債務総額や資産・収入の状況などから,会社と個人の自己破産申立てを行う方針としました。会社については,既に資産もない休眠会社となっていましたので,個人と同額の弁護士費用でご契約いただきました。また,相談時のお話から,消費者金融については多少の過払金が発生している可能性が高いと思われたことから,弁護士費用についてはひとまず毎月1万円ずつの分割払いとして,早急に過払金を回収し,弁護士費用に充てる方針としました。既に訴訟を起こされていることから,迅速な処理を心がけ,過払金を回収して破産管財人費用等が確保でき次第,申立てが行えるように準備を進めたところ,受任から4か月後に2社から合計80万円ほどの過払金を回収することができ,ほどなく申立てを行うことができました。破産管財人からは,高額の飲食を繰り返した浪費について反省文の提出を求められましたが,弁護士とも相談しながら,当時の心境や債権者に対してかけてしまった迷惑を見つめ直して反省文を提出したところ,無事に免責決定を得ることができました。また,医療保険についても,事情を詳しく説明して自由財産の拡張を申し立てた結果,これが認められ,解約したり,代わりにお金を納めたりすることなく,そのまま掛け続けることができました。
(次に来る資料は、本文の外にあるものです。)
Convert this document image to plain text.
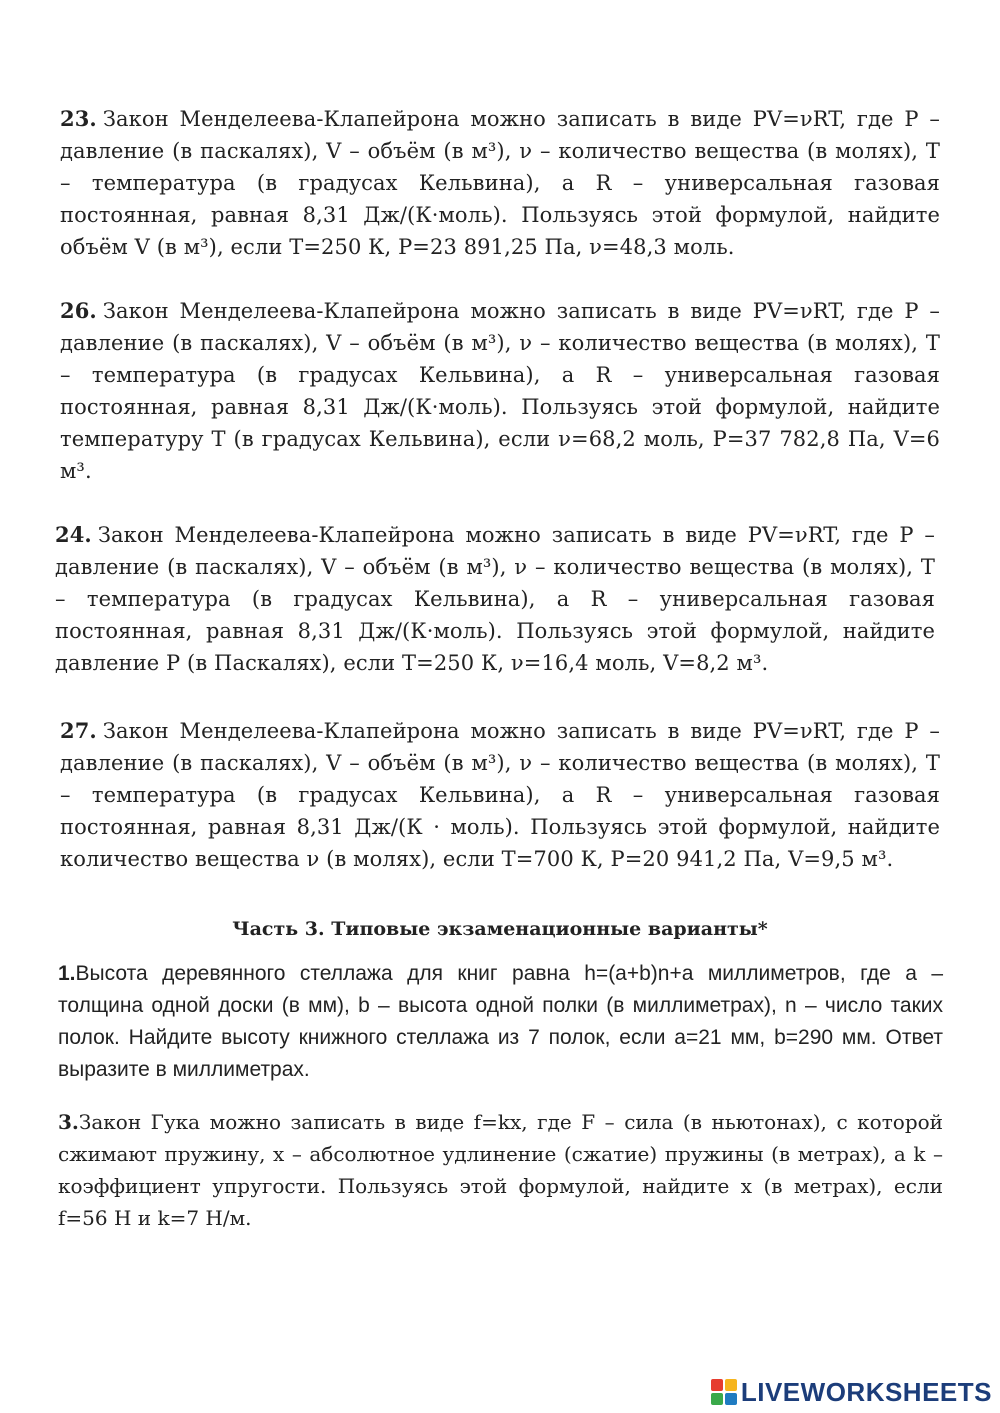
23. Закон Менделеева-Клапейрона можно записать в виде PV=νRT, где P – давление (в паскалях), V – объём (в м³), ν – количество вещества (в молях), T – температура (в градусах Кельвина), а R – универсальная газовая постоянная, равная 8,31 Дж/(К·моль). Пользуясь этой формулой, найдите объём V (в м³), если T=250 К, P=23 891,25 Па, ν=48,3 моль.
26. Закон Менделеева-Клапейрона можно записать в виде PV=νRT, где P – давление (в паскалях), V – объём (в м³), ν – количество вещества (в молях), T – температура (в градусах Кельвина), а R – универсальная газовая постоянная, равная 8,31 Дж/(К·моль). Пользуясь этой формулой, найдите температуру T (в градусах Кельвина), если ν=68,2 моль, P=37 782,8 Па, V=6 м³.
24. Закон Менделеева-Клапейрона можно записать в виде PV=νRT, где P – давление (в паскалях), V – объём (в м³), ν – количество вещества (в молях), T – температура (в градусах Кельвина), а R – универсальная газовая постоянная, равная 8,31 Дж/(К·моль). Пользуясь этой формулой, найдите давление P (в Паскалях), если T=250 К, ν=16,4 моль, V=8,2 м³.
27. Закон Менделеева-Клапейрона можно записать в виде PV=νRT, где P – давление (в паскалях), V – объём (в м³), ν – количество вещества (в молях), T – температура (в градусах Кельвина), а R – универсальная газовая постоянная, равная 8,31 Дж/(К · моль). Пользуясь этой формулой, найдите количество вещества ν (в молях), если T=700 К, P=20 941,2 Па, V=9,5 м³.
Часть 3. Типовые экзаменационные варианты*
1.Высота деревянного стеллажа для книг равна h=(a+b)n+a миллиметров, где a – толщина одной доски (в мм), b – высота одной полки (в миллиметрах), n – число таких полок. Найдите высоту книжного стеллажа из 7 полок, если a=21 мм, b=290 мм. Ответ выразите в миллиметрах.
3.Закон Гука можно записать в виде f=kx, где F – сила (в ньютонах), с которой сжимают пружину, x – абсолютное удлинение (сжатие) пружины (в метрах), а k – коэффициент упругости. Пользуясь этой формулой, найдите x (в метрах), если f=56 Н и k=7 Н/м.
LIVEWORKSHEETS
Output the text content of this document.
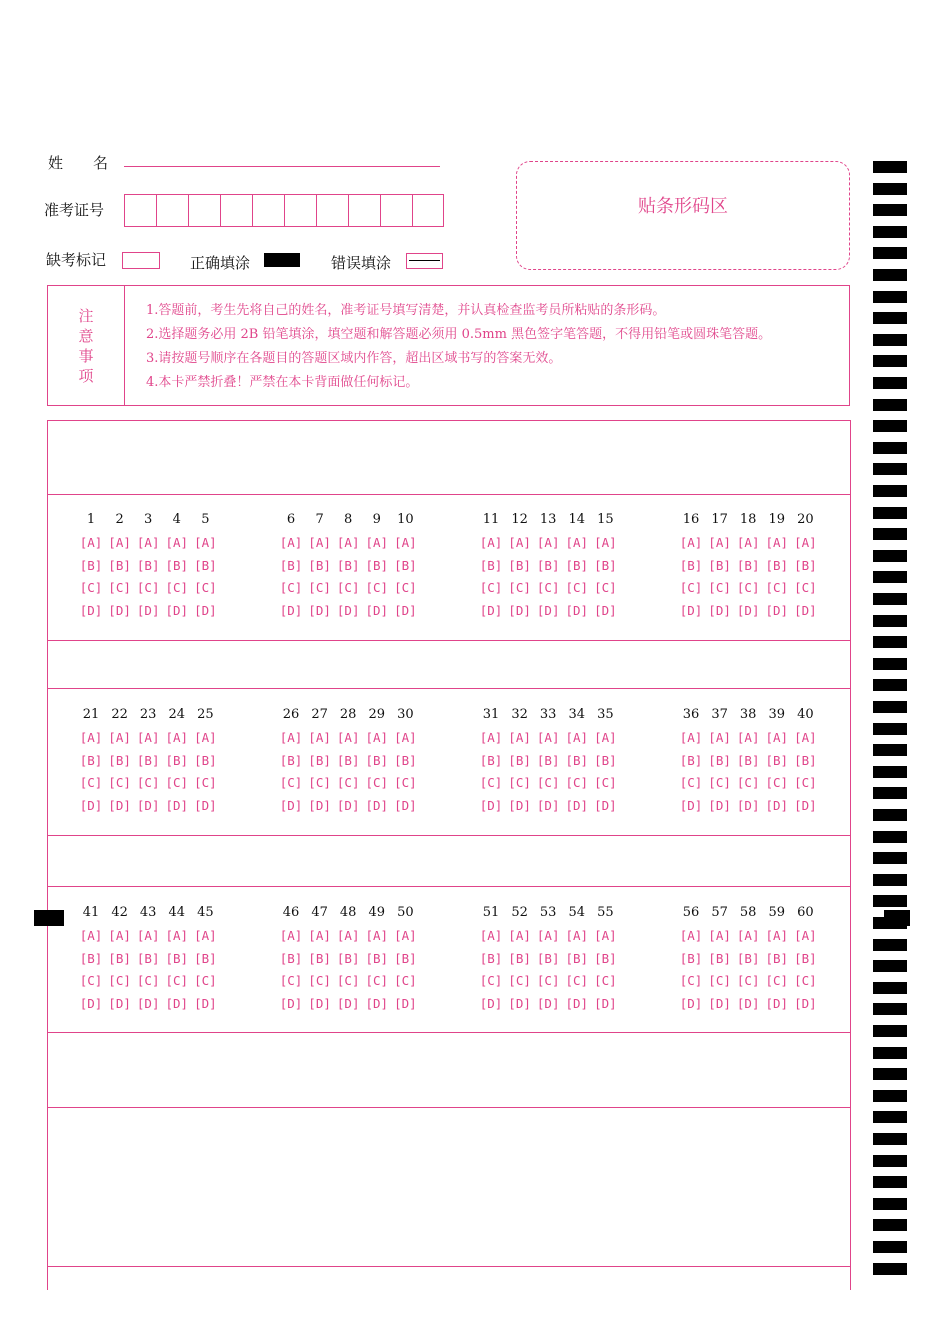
姓　　名
准考证号
缺考标记	正确填涂	错误填涂
贴条形码区
注
意
事
项
1.答题前，考生先将自己的姓名，准考证号填写清楚，并认真检查监考员所粘贴的条形码。
2.选择题务必用 2B 铅笔填涂，填空题和解答题必须用 0.5mm 黑色签字笔答题，不得用铅笔或圆珠笔答题。
3.请按题号顺序在各题目的答题区域内作答，超出区域书写的答案无效。
4.本卡严禁折叠！严禁在本卡背面做任何标记。
1
[A]
[B]
[C]
[D]
2
[A]
[B]
[C]
[D]
3
[A]
[B]
[C]
[D]
4
[A]
[B]
[C]
[D]
5
[A]
[B]
[C]
[D]
6
[A]
[B]
[C]
[D]
7
[A]
[B]
[C]
[D]
8
[A]
[B]
[C]
[D]
9
[A]
[B]
[C]
[D]
10
[A]
[B]
[C]
[D]
11
[A]
[B]
[C]
[D]
12
[A]
[B]
[C]
[D]
13
[A]
[B]
[C]
[D]
14
[A]
[B]
[C]
[D]
15
[A]
[B]
[C]
[D]
16
[A]
[B]
[C]
[D]
17
[A]
[B]
[C]
[D]
18
[A]
[B]
[C]
[D]
19
[A]
[B]
[C]
[D]
20
[A]
[B]
[C]
[D]
21
[A]
[B]
[C]
[D]
22
[A]
[B]
[C]
[D]
23
[A]
[B]
[C]
[D]
24
[A]
[B]
[C]
[D]
25
[A]
[B]
[C]
[D]
26
[A]
[B]
[C]
[D]
27
[A]
[B]
[C]
[D]
28
[A]
[B]
[C]
[D]
29
[A]
[B]
[C]
[D]
30
[A]
[B]
[C]
[D]
31
[A]
[B]
[C]
[D]
32
[A]
[B]
[C]
[D]
33
[A]
[B]
[C]
[D]
34
[A]
[B]
[C]
[D]
35
[A]
[B]
[C]
[D]
36
[A]
[B]
[C]
[D]
37
[A]
[B]
[C]
[D]
38
[A]
[B]
[C]
[D]
39
[A]
[B]
[C]
[D]
40
[A]
[B]
[C]
[D]
41
[A]
[B]
[C]
[D]
42
[A]
[B]
[C]
[D]
43
[A]
[B]
[C]
[D]
44
[A]
[B]
[C]
[D]
45
[A]
[B]
[C]
[D]
46
[A]
[B]
[C]
[D]
47
[A]
[B]
[C]
[D]
48
[A]
[B]
[C]
[D]
49
[A]
[B]
[C]
[D]
50
[A]
[B]
[C]
[D]
51
[A]
[B]
[C]
[D]
52
[A]
[B]
[C]
[D]
53
[A]
[B]
[C]
[D]
54
[A]
[B]
[C]
[D]
55
[A]
[B]
[C]
[D]
56
[A]
[B]
[C]
[D]
57
[A]
[B]
[C]
[D]
58
[A]
[B]
[C]
[D]
59
[A]
[B]
[C]
[D]
60
[A]
[B]
[C]
[D]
破産事件を取り扱う弁護士にとっては,ありふれた,ごく普通の案件ですが,ご本人にとってはそうではありません。この方も,生まれて初めて訴訟を起こされ,自分ではとても返しきれない借金を抱えて,今後,自分や家族の生活がどうなってしまうのか,不安でならないというご様子でした。自己破産という手続は知っていても,自分の場合でも認めてもらえるのか分からない,破産するといろいろなデメリットがあるのではないか,弁護士費用が払えないのではないか,など,心配事を山ほど抱えておいででした。そういった心配事をすべてお伺いし,「大丈夫です。何とかなりますよ。」と申し上げたところ,文字通り「肩の荷を下ろした」ようなご様子でお帰りになりましたが,そのようなご様子を拝見していると,弁護士も,ご期待に添えるよう全力で取り組もうという気持ちがあふれてくるものです。本件は,法律的に大きな問題点がある事案ではありませんでしたが,無事に手続が終了した時には,大変喜んでいただき,弁護士にとっても印象に残る案件となりました。